The Diplomat
Former U.S. Secretary of State Hillary Rodham Clinton and U.S. Ambassador to Spain, Julissa Reynoso, will participate next Friday in Barcelona in the main event of the 50th anniversary of the think tank Barcelona Centre for International Affairs (CIDOB).
Hillary Rodham Clinton, Secretary of State from 2009-2013 and the first woman to be a candidate for the presidency of the United States, will take part – on her first trip to Barcelona – in the dialogue A life in global politics, together with the Director of CIDOB, Pol Morillas. The event will be held on Friday, 2 June at 5:30 p.m., and will feature institutional interventions by Antoni Segura, President of CIDOB, and Ambassador Julissa Reynoso. Hillary Clinton will be received in audience on Wednesday 31 June by His Majesty the King at the Zarzuela Palace.

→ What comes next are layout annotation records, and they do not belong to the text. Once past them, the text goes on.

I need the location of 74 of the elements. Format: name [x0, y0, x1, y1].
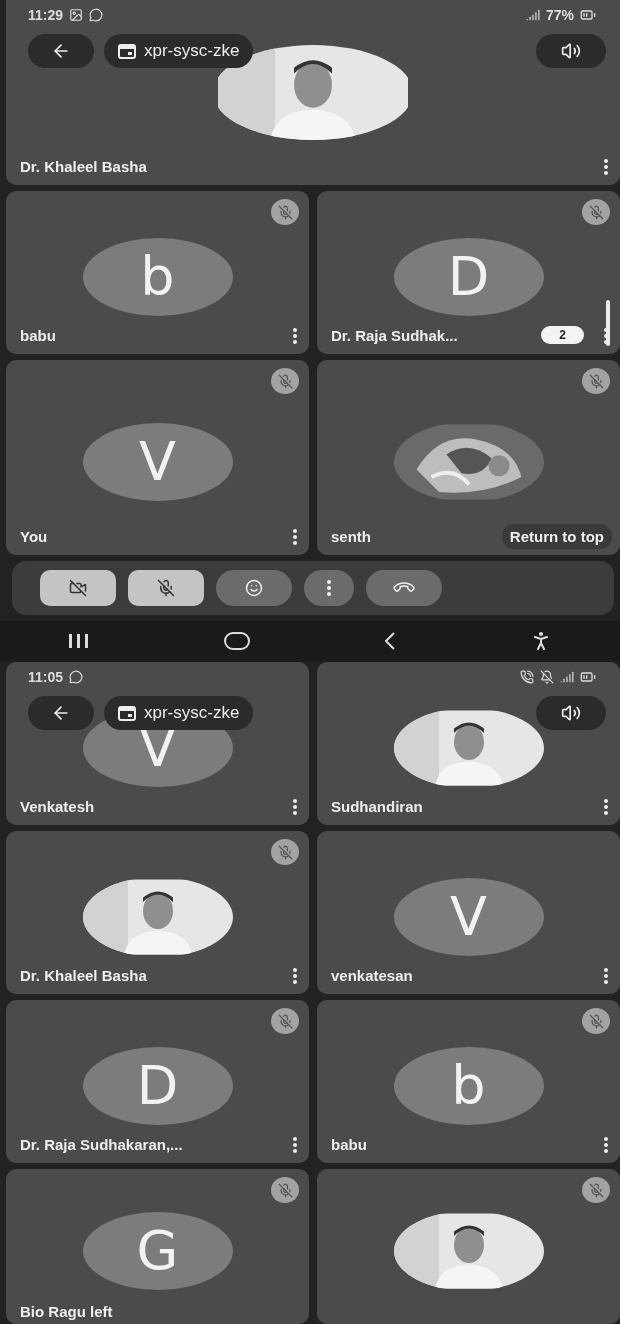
- avatar: b: [393, 1046, 544, 1125]
- speaker-icon: [561, 41, 581, 61]
- back-button[interactable]: [385, 631, 395, 650]
- avatar: D: [82, 1046, 233, 1125]
- bell-off-icon: [540, 670, 554, 684]
- clock-time: 11:05: [28, 669, 64, 685]
- smile-icon: [245, 579, 263, 598]
- video-tile[interactable]: [317, 1169, 620, 1324]
- phone-icon: [520, 670, 534, 684]
- hangup-button[interactable]: [366, 570, 442, 607]
- battery-level: 77%: [545, 7, 574, 23]
- avatar: D: [393, 237, 544, 316]
- signal-icon: [525, 8, 540, 22]
- more-icon[interactable]: [604, 1136, 608, 1153]
- mic-button[interactable]: [128, 570, 204, 607]
- notification-text: Bio Ragu left: [20, 1303, 113, 1320]
- participant-name: You: [20, 528, 48, 545]
- participant-name: Dr. Raja Sudhakaran,...: [20, 1136, 183, 1153]
- camera-button[interactable]: [40, 570, 116, 607]
- participant-name: babu: [331, 1136, 367, 1153]
- more-icon[interactable]: [604, 967, 608, 984]
- participant-name: babu: [20, 327, 56, 344]
- home-button[interactable]: [223, 630, 251, 651]
- mic-off-icon: [157, 579, 175, 598]
- image-icon: [69, 8, 84, 22]
- more-icon[interactable]: [327, 580, 331, 597]
- speaker-button[interactable]: [536, 696, 606, 730]
- clock-time: 11:29: [28, 7, 64, 23]
- reactions-button[interactable]: [216, 570, 292, 607]
- more-icon[interactable]: [293, 798, 297, 815]
- more-icon[interactable]: [293, 967, 297, 984]
- video-tile[interactable]: D Dr. Raja Sudhak... 2: [317, 191, 620, 354]
- more-icon[interactable]: [604, 158, 608, 175]
- participant-name: senth: [331, 528, 371, 545]
- chevron-left-icon: [385, 631, 395, 650]
- chat-icon: [89, 8, 104, 22]
- participant-name: Sudhandiran: [331, 798, 423, 815]
- participant-name: Venkatesh: [20, 798, 95, 815]
- speaker-button[interactable]: [536, 34, 606, 68]
- participant-name: Dr. Khaleel Basha: [20, 158, 147, 175]
- video-tile[interactable]: D Dr. Raja Sudhakaran,...: [6, 1000, 309, 1163]
- avatar: b: [82, 237, 233, 316]
- participant-name: Dr. Khaleel Basha: [20, 967, 147, 984]
- more-icon[interactable]: [293, 1136, 297, 1153]
- more-icon[interactable]: [293, 528, 297, 545]
- calendar-icon: [118, 43, 136, 59]
- battery-icon: [580, 7, 596, 23]
- more-icon[interactable]: [293, 327, 297, 344]
- more-icon[interactable]: [604, 798, 608, 815]
- battery-icon: [580, 669, 596, 685]
- avatar: V: [393, 877, 544, 956]
- video-tile[interactable]: b babu: [6, 191, 309, 354]
- participant-name: Dr. Raja Sudhak...: [331, 327, 458, 344]
- video-tile[interactable]: V You: [6, 360, 309, 555]
- recent-apps-button[interactable]: [67, 632, 89, 649]
- return-to-top-tooltip[interactable]: Return to top: [501, 524, 612, 549]
- video-tile[interactable]: b babu: [317, 1000, 620, 1163]
- count-badge: 2: [541, 326, 584, 344]
- calendar-icon: [118, 705, 136, 721]
- video-tile[interactable]: Sudhandiran: [317, 662, 620, 825]
- video-tile[interactable]: senth Return to top: [317, 360, 620, 555]
- scroll-indicator: [606, 300, 610, 346]
- video-tile[interactable]: V venkatesan: [317, 831, 620, 994]
- participant-name: venkatesan: [331, 967, 413, 984]
- chat-icon: [69, 670, 84, 684]
- more-button[interactable]: [304, 570, 354, 607]
- signal-icon: [560, 670, 574, 684]
- meeting-code-chip[interactable]: xpr-sysc-zke: [104, 34, 254, 68]
- meeting-code-chip[interactable]: xpr-sysc-zke: [104, 696, 254, 730]
- video-tile[interactable]: Dr. Khaleel Basha: [6, 831, 309, 994]
- avatar: G: [82, 1211, 233, 1290]
- avatar: V: [82, 422, 233, 501]
- speaker-icon: [561, 703, 581, 723]
- camera-off-icon: [69, 579, 87, 598]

CIDOB was founded in 1973 by a group of citizens who had recently returned from Chile – among them the founder of the think tank, Josep Ribera – with the aim of creating an observatory of international events, particularly in Latin America. As an initiative born of civil society, and with the arrival of democracy, in 1979 CIDOB was constituted as a private foundation under the name Centre d’Informació i Documentació Internacionals a Barcelona, and currently as the Barcelona Centre for International Affairs.
“In its 50 years of history, CIDOB has witnessed the main events that have shaken Europe and the world, always with the desire to explain global politics and its impact on public and private institutions and on civil society, transcending the classic structures of international relations and making values, analysis, research and dissemination compatible,” the organisation stressed in a press release.

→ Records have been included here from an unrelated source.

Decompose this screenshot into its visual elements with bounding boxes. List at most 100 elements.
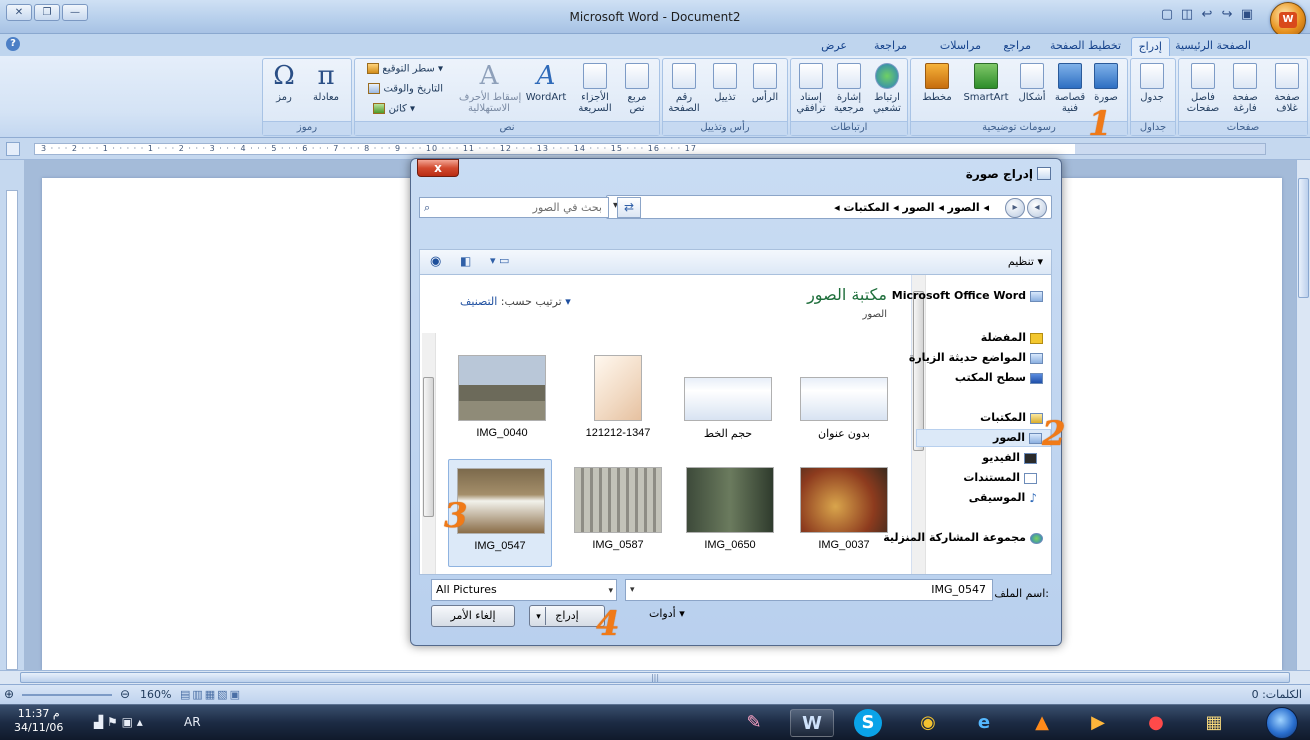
zoom-level[interactable]: 160% [140, 688, 171, 701]
view-buttons[interactable]: ▤▥▦▧▣ [180, 688, 242, 701]
filename-dropdown-icon[interactable]: ▾ [630, 580, 635, 600]
tools-menu[interactable]: أدوات ▾ [649, 607, 693, 620]
forward-icon[interactable]: ▸ [1005, 198, 1025, 218]
office-button[interactable]: W [1270, 2, 1306, 38]
wordart-button[interactable]: A WordArt [523, 63, 569, 103]
horizontal-scrollbar[interactable]: ||| [0, 670, 1310, 684]
word-taskbar-icon[interactable]: W [790, 709, 834, 737]
horizontal-scroll-thumb[interactable]: ||| [20, 672, 1290, 683]
zoom-slider[interactable] [22, 694, 112, 696]
vertical-scrollbar[interactable] [1296, 160, 1310, 670]
views-icon[interactable]: ▾ ▭ [490, 254, 509, 267]
tab-page-layout[interactable]: تخطيط الصفحة [1043, 37, 1128, 56]
dropcap-button[interactable]: A إسقاط الأحرف الاستهلالية [459, 63, 521, 114]
hyperlink-button[interactable]: ارتباط تشعبي [869, 63, 905, 114]
zoom-out-icon[interactable]: ⊖ [120, 687, 130, 701]
file-thumbnail[interactable]: بدون عنوان [792, 347, 896, 455]
tab-mailings[interactable]: مراسلات [933, 37, 988, 56]
breadcrumb[interactable]: ◂ الصور ◂ الصور ◂ المكتبات ◂ [834, 201, 989, 214]
nav-item-documents[interactable]: المستندات [963, 471, 1037, 484]
chart-button[interactable]: مخطط [917, 63, 957, 103]
paint-icon[interactable]: ✎ [732, 709, 776, 737]
page-break-button[interactable]: فاصل صفحات [1185, 63, 1221, 114]
vertical-scroll-thumb[interactable] [1298, 178, 1309, 298]
file-thumbnail[interactable]: 121212-1347 [566, 347, 670, 455]
tab-references[interactable]: مراجع [996, 37, 1038, 56]
word-count[interactable]: الكلمات: 0 [1252, 688, 1302, 701]
file-thumbnail[interactable]: IMG_0650 [678, 459, 782, 567]
ruler-bar[interactable]: 3 · · · 2 · · · 1 · · · · · 1 · · · 2 · … [34, 143, 1266, 155]
nav-item-desktop[interactable]: سطح المكتب [955, 371, 1043, 384]
nav-item-music[interactable]: الموسيقى ♪ [969, 491, 1037, 504]
zoom-in-icon[interactable]: ⊕ [4, 687, 14, 701]
cancel-button[interactable]: إلغاء الأمر [431, 605, 515, 627]
insert-dropdown-icon[interactable]: ▾ [532, 607, 546, 625]
table-button[interactable]: جدول [1135, 63, 1169, 103]
file-thumbnail[interactable]: IMG_0037 [792, 459, 896, 567]
equation-button[interactable]: π معادلة [307, 63, 345, 103]
search-input[interactable]: ⌕ بحث في الصور [419, 197, 609, 218]
start-button[interactable] [1266, 707, 1298, 739]
object-button[interactable]: كائن ▾ [371, 103, 415, 115]
crossref-button[interactable]: إسناد ترافقي [793, 63, 829, 114]
file-thumbnail[interactable]: حجم الخط [676, 347, 780, 455]
clipart-button[interactable]: قصاصة فنية [1053, 63, 1087, 114]
explorer-icon[interactable]: ▦ [1192, 709, 1236, 737]
app-icon[interactable]: ● [1134, 709, 1178, 737]
tab-home[interactable]: الصفحة الرئيسية [1168, 37, 1258, 56]
tab-review[interactable]: مراجعة [867, 37, 914, 56]
nav-item-word[interactable]: Microsoft Office Word [892, 289, 1043, 302]
nav-item-libraries[interactable]: المكتبات [980, 411, 1043, 424]
clock-time[interactable]: 11:37 م [14, 707, 63, 721]
undo-icon[interactable]: ↩ [1198, 7, 1216, 25]
nav-item-videos[interactable]: الفيديو [982, 451, 1037, 464]
help-icon[interactable]: ? [6, 37, 20, 51]
cover-page-button[interactable]: صفحة غلاف [1269, 63, 1305, 114]
dialog-close-button[interactable]: x [417, 159, 459, 177]
nav-item-favorites[interactable]: المفضلة [981, 331, 1043, 344]
clock-date[interactable]: 34/11/06 [14, 721, 63, 735]
nav-item-recent[interactable]: المواضع حديثة الزيارة [909, 351, 1043, 364]
header-button[interactable]: الرأس [747, 63, 783, 103]
file-list-scrollbar[interactable] [422, 333, 436, 574]
insert-button[interactable]: ▾ إدراج [529, 605, 605, 627]
tab-view[interactable]: عرض [814, 37, 854, 56]
back-icon[interactable]: ◂ [1027, 198, 1047, 218]
tray-icons[interactable]: ▟ ⚑ ▣ ▴ [94, 715, 143, 729]
quickparts-button[interactable]: الأجزاء السريعة [573, 63, 617, 114]
print-preview-icon[interactable]: ◫ [1178, 7, 1196, 25]
tab-insert[interactable]: إدراج [1130, 37, 1170, 56]
help-icon[interactable]: ◉ [430, 254, 441, 269]
vlc-icon[interactable]: ▲ [1020, 709, 1064, 737]
nav-scrollbar[interactable] [912, 275, 926, 574]
redo-icon[interactable]: ↪ [1218, 7, 1236, 25]
file-type-select[interactable]: All Pictures ▾ [431, 579, 617, 601]
file-thumbnail[interactable]: IMG_0040 [450, 347, 554, 455]
organize-menu[interactable]: تنظيم ▾ [1008, 255, 1043, 268]
shapes-button[interactable]: أشكال [1015, 63, 1049, 103]
date-time-button[interactable]: التاريخ والوقت [366, 83, 443, 95]
refresh-icon[interactable]: ⇄ [617, 197, 641, 218]
symbol-button[interactable]: Ω رمز [265, 63, 303, 103]
bookmark-button[interactable]: إشارة مرجعية [831, 63, 867, 114]
textbox-button[interactable]: مربع نص [619, 63, 655, 114]
save-icon[interactable]: ▣ [1238, 7, 1256, 25]
smartart-button[interactable]: SmartArt [961, 63, 1011, 103]
tab-selector-icon[interactable] [6, 142, 20, 156]
page-number-button[interactable]: رقم الصفحة [665, 63, 703, 114]
signature-line-button[interactable]: سطر التوقيع ▾ [365, 63, 443, 75]
language-indicator[interactable]: AR [184, 715, 201, 729]
chrome-icon[interactable]: ◉ [906, 709, 950, 737]
preview-pane-icon[interactable]: ◧ [460, 254, 471, 268]
blank-page-button[interactable]: صفحة فارغة [1227, 63, 1263, 114]
footer-button[interactable]: تذييل [707, 63, 743, 103]
internet-explorer-icon[interactable]: e [962, 709, 1006, 737]
media-player-icon[interactable]: ▶ [1076, 709, 1120, 737]
file-thumbnail[interactable]: IMG_0587 [566, 459, 670, 567]
filename-input[interactable]: ▾ IMG_0547 [625, 579, 993, 601]
skype-icon[interactable]: S [854, 709, 882, 737]
insert-picture-button[interactable]: صورة [1089, 63, 1123, 103]
nav-item-pictures[interactable]: الصور [916, 429, 1051, 447]
new-document-icon[interactable]: ▢ [1158, 7, 1176, 25]
address-bar[interactable]: ◂ ▸ ◂ الصور ◂ الصور ◂ المكتبات ◂ ▾ [606, 195, 1052, 219]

“Pioneer in the study of international relations and in the production of knowledge in this area through its publications, CIDOB is celebrating its 50th anniversary in a world marked by Russian aggression against Ukraine, post-pandemia, the global confrontation between great powers, the retreat of democracies and the climate crisis, among others, vindicating its role as an independent think tank, of prestige and reference in international issues, and with the will to continue explaining and offering plural visions of an international system in transformation”, it concluded.